Phase 6: Reporting and Remediation
An often overlooked but critical phase. A good pentest report must include:
-
Executive summary
-
List of vulnerabilities (with CVSS scores)
-
Technical description
-
Proof of concepts (PoC)
-
Risk levels
-
Remediation recommendations
Tools for Report Creation:
-
Markdown editors
-
Serpico– Vulnerability reporting platform -
Dradis– Collaborative reporting tool
Common Vulnerabilities to Look for
| Vulnerability | Description |
|---|---|
| SQL Injection | Database access through unfiltered input |
| XSS (Cross-Site Scripting) | JavaScript injection |
| CSRF | Unauthorized actions via forged requests |
| IDOR | Insecure Direct Object Reference |
| File Upload | Arbitrary file execution |
| Broken Auth | Weak login/session mechanisms |
| Security Misconfig | Headers, permissions, services |
Essential Kali Linux Tools for Web Pentesting
| Tool | Purpose |
|---|---|
| Burp Suite | Intercept, modify, and replay requests |
| OWASP ZAP | Automated and manual scanning |
| sqlmap | SQL injection exploitation |
| Dirb / Gobuster | File and directory enumeration |
| Nikto | Web server scanning |
| WhatWeb | Tech stack fingerprinting |
| Wapiti | Web vulnerability scanner |
| Hydra | Password brute-forcing |
| wfuzz | Fuzzing parameters |
| XSStrike | Advanced XSS testing |
| Sublist3r | Subdomain enumeration |
Pentest Best Practices
-
Always get written permission before testing.
-
Create scoped targets – don’t touch production.
-
Use VPNs and proxies when necessary.
-
Log everything – timestamps, tools, payloads.
-
Respect the law and ethics of security testing.
-
Stay updated with the latest OWASP Top 10.
Conclusion
Web application penetration testing is a dynamic, multi-step process that requires a mix of creativity, skill, and the right tools. Kali Linux provides a complete arsenal of open-source and commercial tools that support every step of a robust WAPT methodology.
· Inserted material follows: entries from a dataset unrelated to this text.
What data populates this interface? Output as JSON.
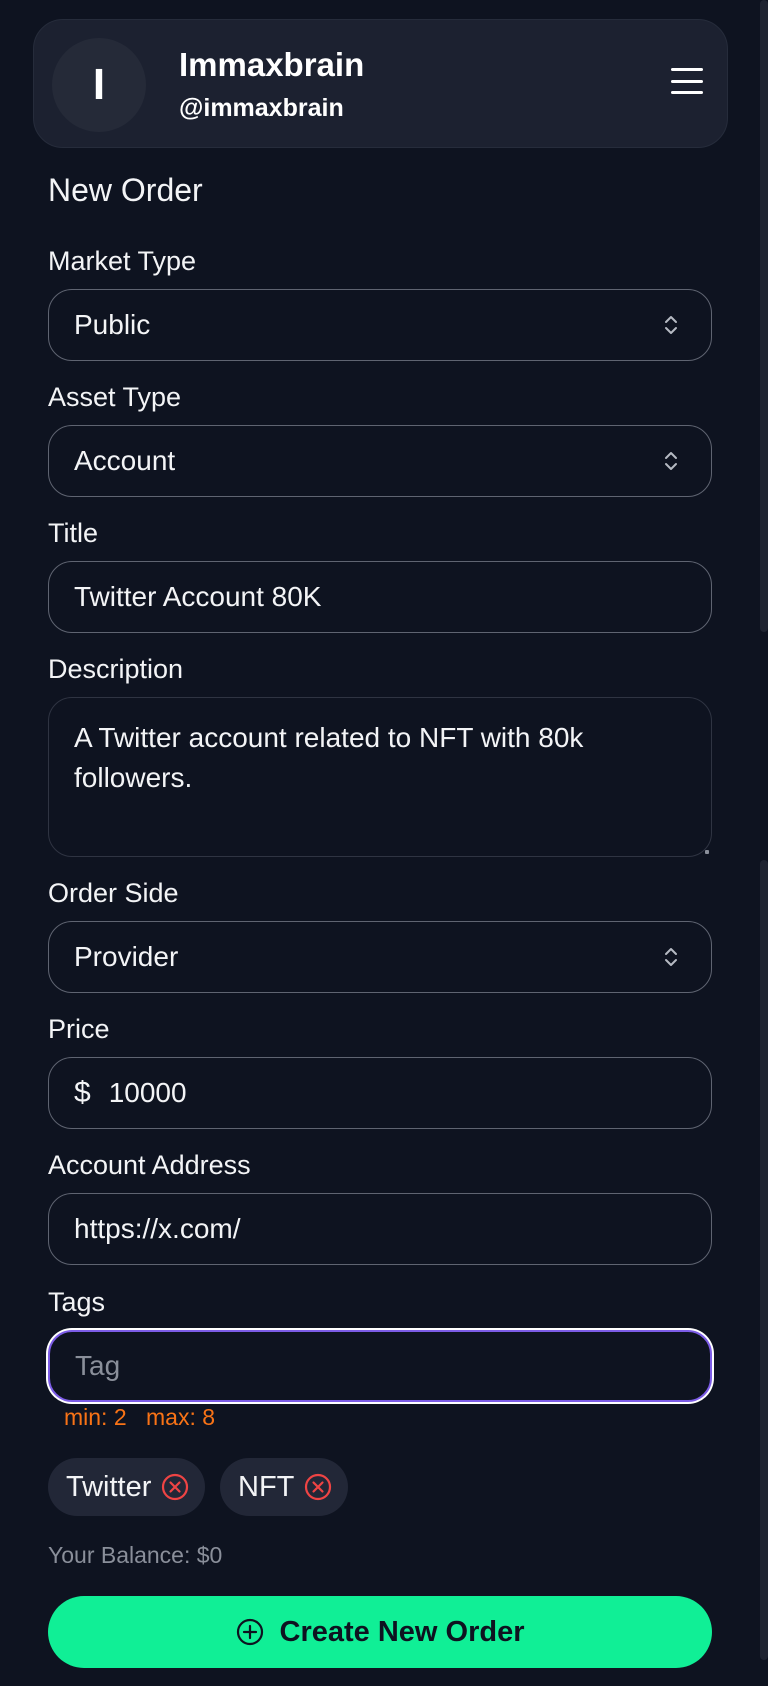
{
  "header": {
    "avatar_initial": "I",
    "user_name": "Immaxbrain",
    "user_handle": "@immaxbrain",
    "menu_icon": "hamburger-menu-icon"
  },
  "form": {
    "title": "New Order",
    "market_type": {
      "label": "Market Type",
      "value": "Public"
    },
    "asset_type": {
      "label": "Asset Type",
      "value": "Account"
    },
    "title_field": {
      "label": "Title",
      "value": "Twitter Account 80K"
    },
    "description": {
      "label": "Description",
      "value": "A Twitter account related to NFT with 80k followers."
    },
    "order_side": {
      "label": "Order Side",
      "value": "Provider"
    },
    "price": {
      "label": "Price",
      "currency": "$",
      "value": "10000"
    },
    "account_address": {
      "label": "Account Address",
      "value": "https://x.com/"
    },
    "tags": {
      "label": "Tags",
      "placeholder": "Tag",
      "hint_min": "min: 2",
      "hint_max": "max: 8",
      "items": [
        "Twitter",
        "NFT"
      ]
    },
    "balance": "Your Balance: $0",
    "submit_label": "Create New Order"
  },
  "colors": {
    "background": "#0e1320",
    "accent_green": "#10ef96",
    "hint_orange": "#f97316",
    "remove_red": "#ef4444",
    "focus_purple": "#7c5ce6"
  }
}
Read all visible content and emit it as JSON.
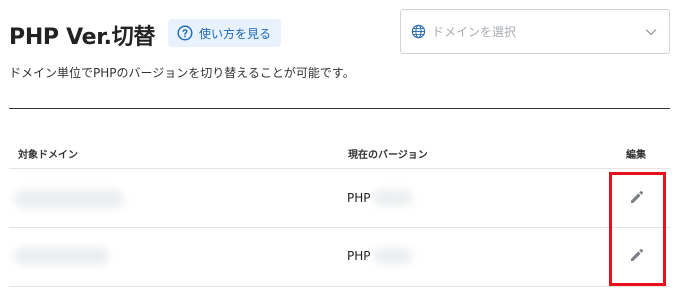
{
  "page": {
    "title": "PHP Ver.切替",
    "help_button": "使い方を見る",
    "description": "ドメイン単位でPHPのバージョンを切り替えることが可能です。"
  },
  "domain_select": {
    "placeholder": "ドメインを選択"
  },
  "table": {
    "headers": {
      "domain": "対象ドメイン",
      "version": "現在のバージョン",
      "edit": "編集"
    },
    "rows": [
      {
        "domain": "",
        "version_prefix": "PHP",
        "version": ""
      },
      {
        "domain": "",
        "version_prefix": "PHP",
        "version": ""
      }
    ]
  },
  "colors": {
    "accent": "#1a66b8",
    "help_bg": "#e8f2fc",
    "highlight": "#e8101a"
  },
  "icons": {
    "help": "question-circle-icon",
    "domain_select": "globe-icon",
    "dropdown": "chevron-down-icon",
    "edit": "pencil-icon"
  }
}
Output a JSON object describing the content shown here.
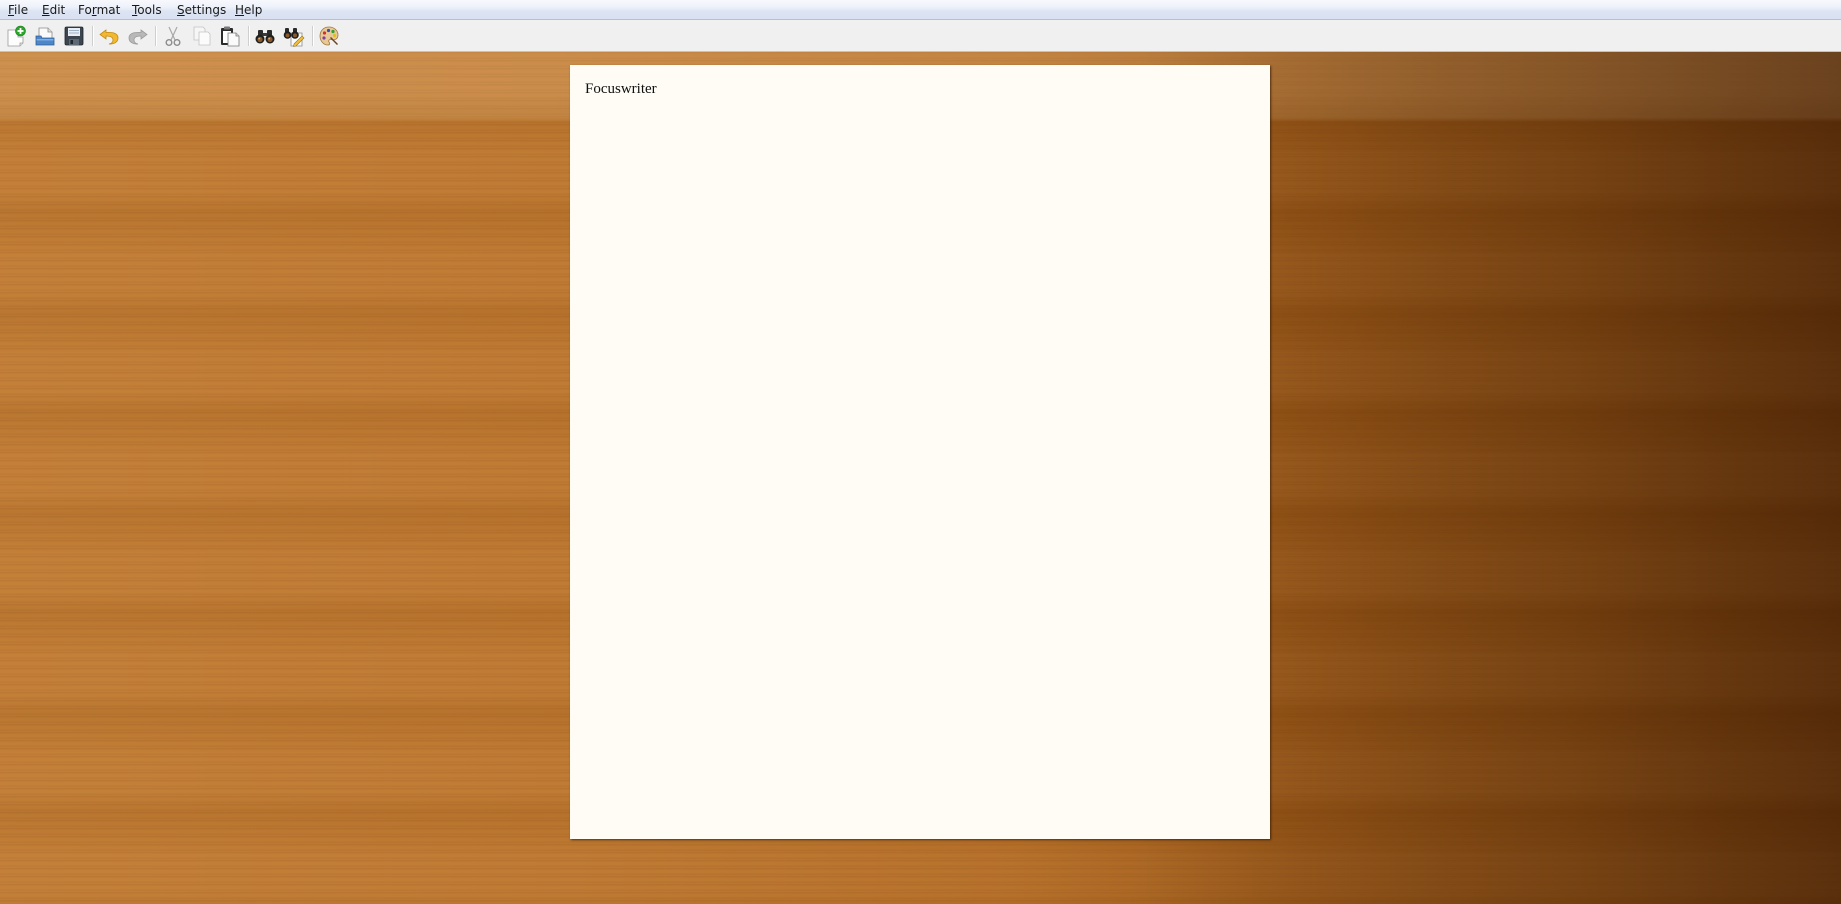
{
  "app": {
    "name": "FocusWriter"
  },
  "menubar": {
    "items": [
      {
        "id": "file",
        "label_pre": "",
        "mnemonic": "F",
        "label_post": "ile"
      },
      {
        "id": "edit",
        "label_pre": "",
        "mnemonic": "E",
        "label_post": "dit"
      },
      {
        "id": "format",
        "label_pre": "Fo",
        "mnemonic": "r",
        "label_post": "mat"
      },
      {
        "id": "tools",
        "label_pre": "",
        "mnemonic": "T",
        "label_post": "ools"
      },
      {
        "id": "settings",
        "label_pre": "",
        "mnemonic": "S",
        "label_post": "ettings"
      },
      {
        "id": "help",
        "label_pre": "",
        "mnemonic": "H",
        "label_post": "elp"
      }
    ]
  },
  "toolbar": {
    "buttons": [
      {
        "id": "new",
        "icon": "new-document-icon",
        "tooltip": "New",
        "enabled": true
      },
      {
        "id": "open",
        "icon": "open-folder-icon",
        "tooltip": "Open",
        "enabled": true
      },
      {
        "id": "save",
        "icon": "save-floppy-icon",
        "tooltip": "Save",
        "enabled": true
      },
      {
        "id": "undo",
        "icon": "undo-icon",
        "tooltip": "Undo",
        "enabled": true
      },
      {
        "id": "redo",
        "icon": "redo-icon",
        "tooltip": "Redo",
        "enabled": false
      },
      {
        "id": "cut",
        "icon": "scissors-icon",
        "tooltip": "Cut",
        "enabled": false
      },
      {
        "id": "copy",
        "icon": "copy-icon",
        "tooltip": "Copy",
        "enabled": false
      },
      {
        "id": "paste",
        "icon": "paste-clipboard-icon",
        "tooltip": "Paste",
        "enabled": true
      },
      {
        "id": "find",
        "icon": "binoculars-icon",
        "tooltip": "Find",
        "enabled": true
      },
      {
        "id": "replace",
        "icon": "find-replace-icon",
        "tooltip": "Replace",
        "enabled": true
      },
      {
        "id": "themes",
        "icon": "palette-icon",
        "tooltip": "Themes",
        "enabled": true
      }
    ]
  },
  "document": {
    "text": "Focuswriter"
  },
  "colors": {
    "page_background": "#fffcf5",
    "text": "#111111",
    "wood_light": "#c07c34",
    "wood_dark": "#6e3a0c"
  }
}
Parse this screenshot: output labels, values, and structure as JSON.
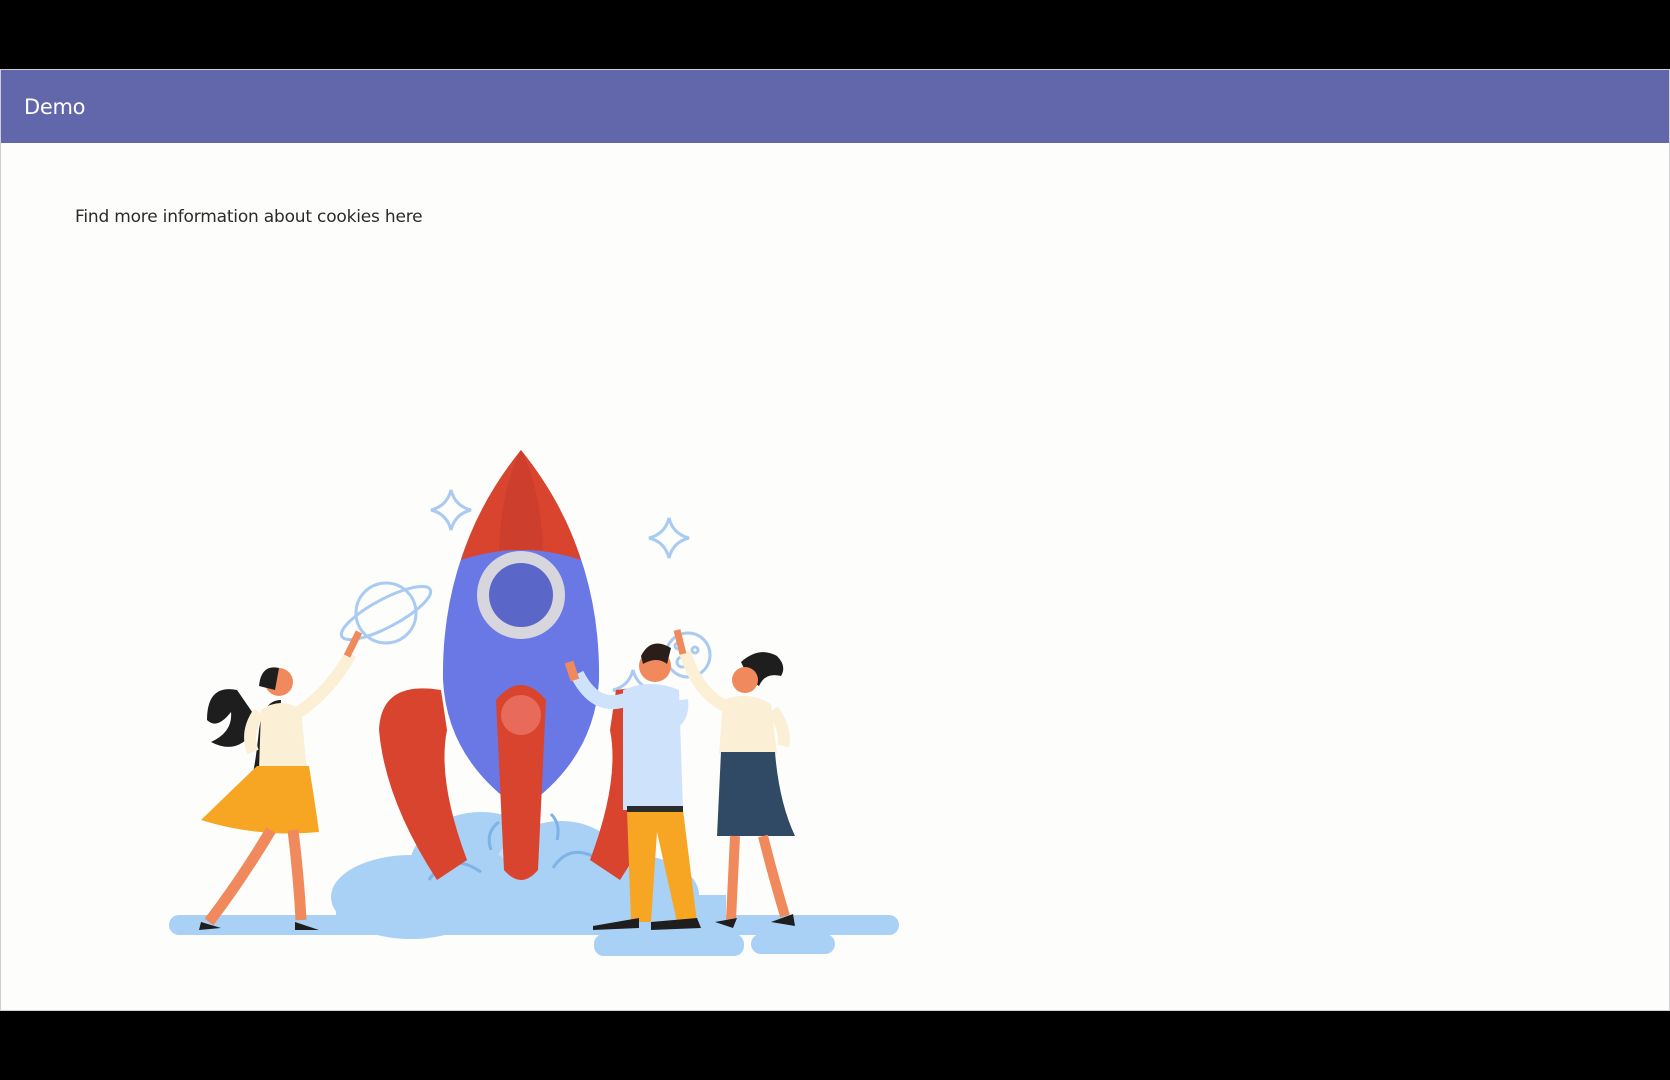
{
  "header": {
    "title": "Demo"
  },
  "main": {
    "cookie_link_text": "Find more information about cookies here",
    "illustration": {
      "icon": "rocket-launch-illustration"
    }
  },
  "colors": {
    "header_bg": "#6266aa",
    "page_bg": "#fdfdfb",
    "rocket_body": "#6a78e6",
    "rocket_fins": "#d9442f",
    "cloud": "#a9d0f5"
  }
}
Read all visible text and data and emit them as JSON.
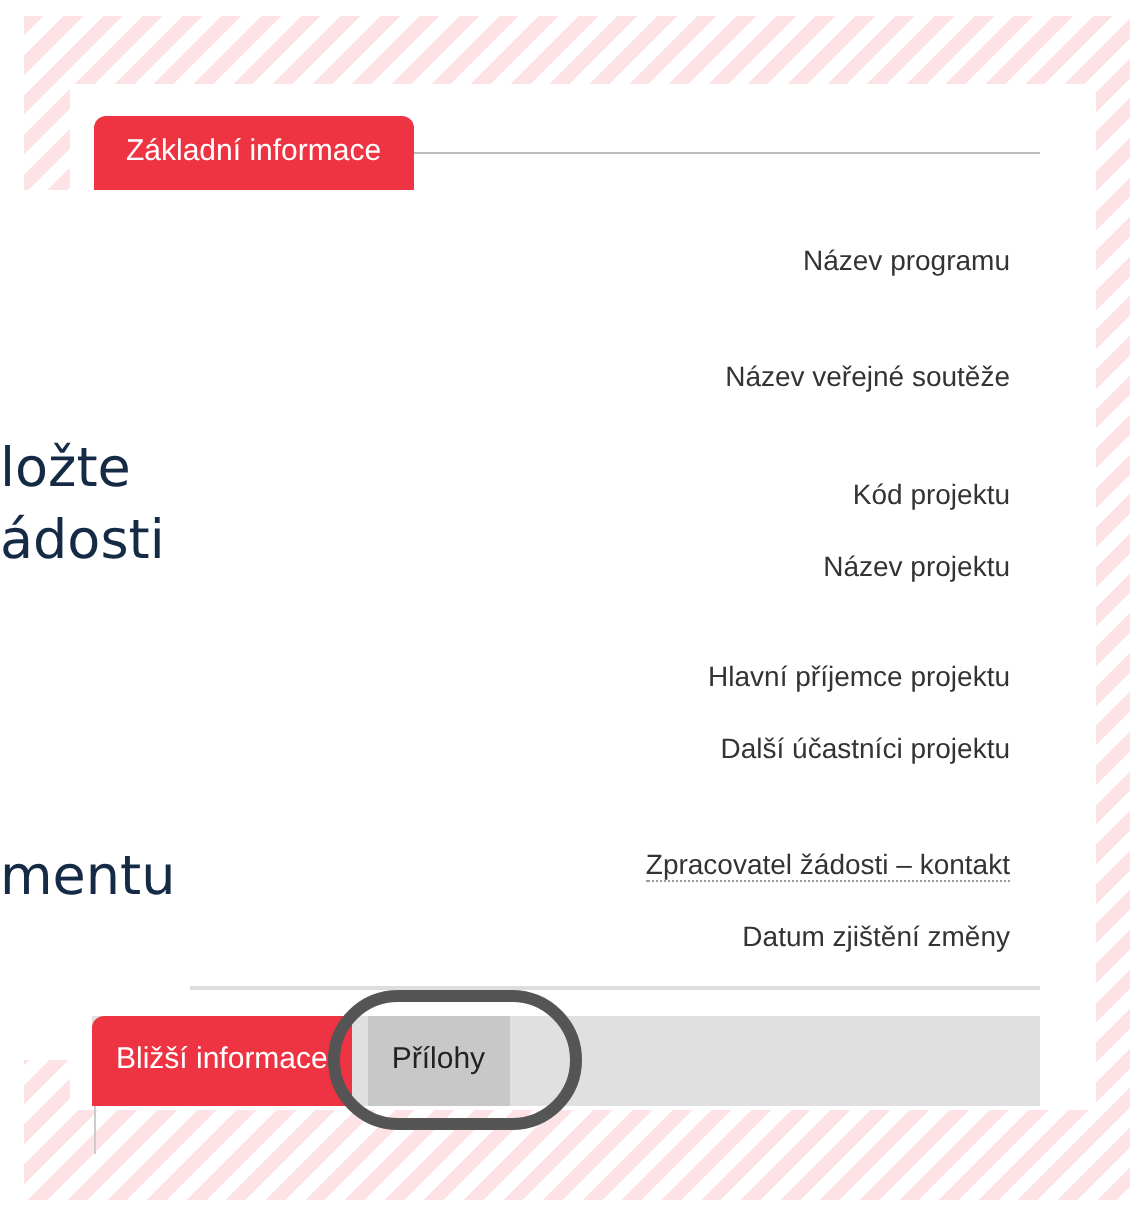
{
  "section_tab": {
    "label": "Základní informace",
    "selected": true
  },
  "slide_text": [
    "ložte",
    "ádosti",
    "mentu"
  ],
  "fields": [
    {
      "label": "Název programu",
      "kind": "plain"
    },
    {
      "label": "Název veřejné soutěže",
      "kind": "plain"
    },
    {
      "label": "Kód projektu",
      "kind": "plain"
    },
    {
      "label": "Název projektu",
      "kind": "plain"
    },
    {
      "label": "Hlavní příjemce projektu",
      "kind": "plain"
    },
    {
      "label": "Další účastníci projektu",
      "kind": "plain"
    },
    {
      "label": "Zpracovatel žádosti – kontakt",
      "kind": "hint"
    },
    {
      "label": "Datum zjištění změny",
      "kind": "plain"
    }
  ],
  "tabs": [
    {
      "label": "Bližší informace",
      "selected": true,
      "circled": false
    },
    {
      "label": "Přílohy",
      "selected": false,
      "circled": true
    }
  ]
}
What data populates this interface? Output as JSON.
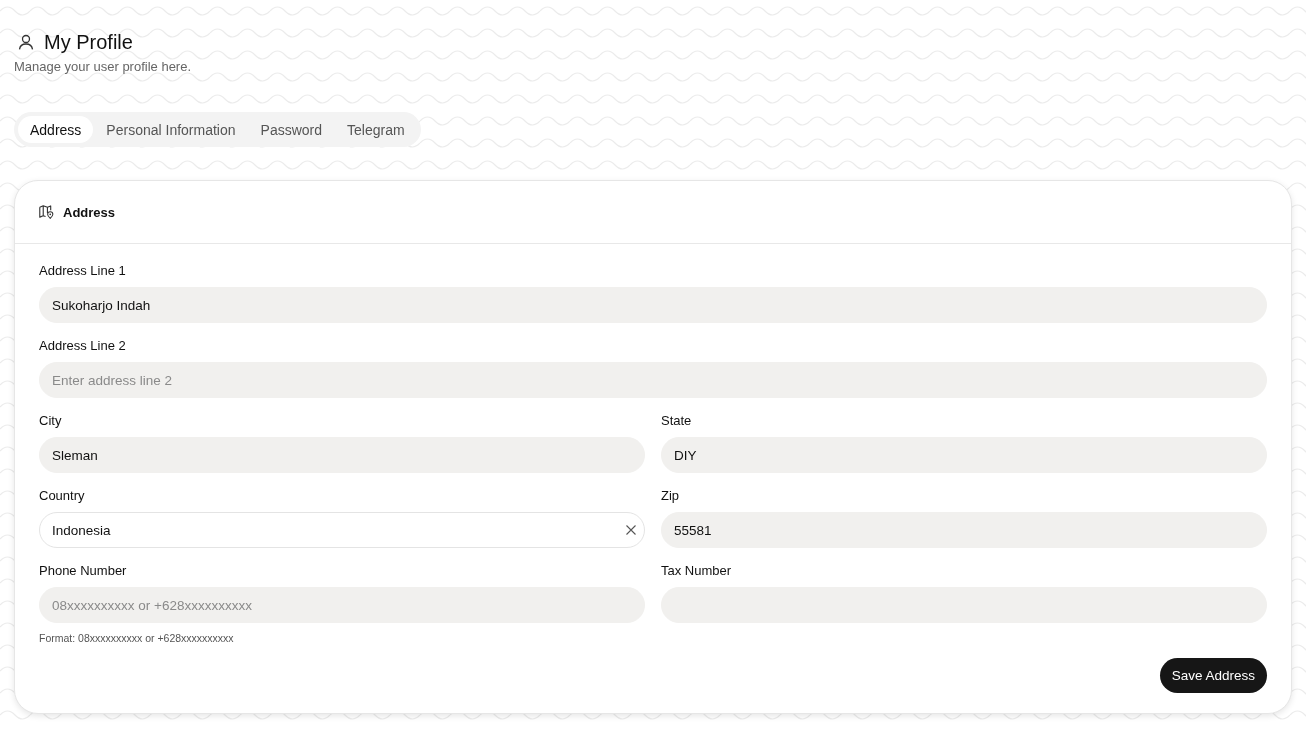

Whether you're testing for SQL injection, scanning for misconfigurations, or crafting CSRF payloads — Kali makes it possible to simulate real-world attacks in a controlled, efficient, and effective manner.
By following the methodology outlined above, security professionals can conduct thorough, structured, and impactful assessments that help developers and businesses improve their overall security.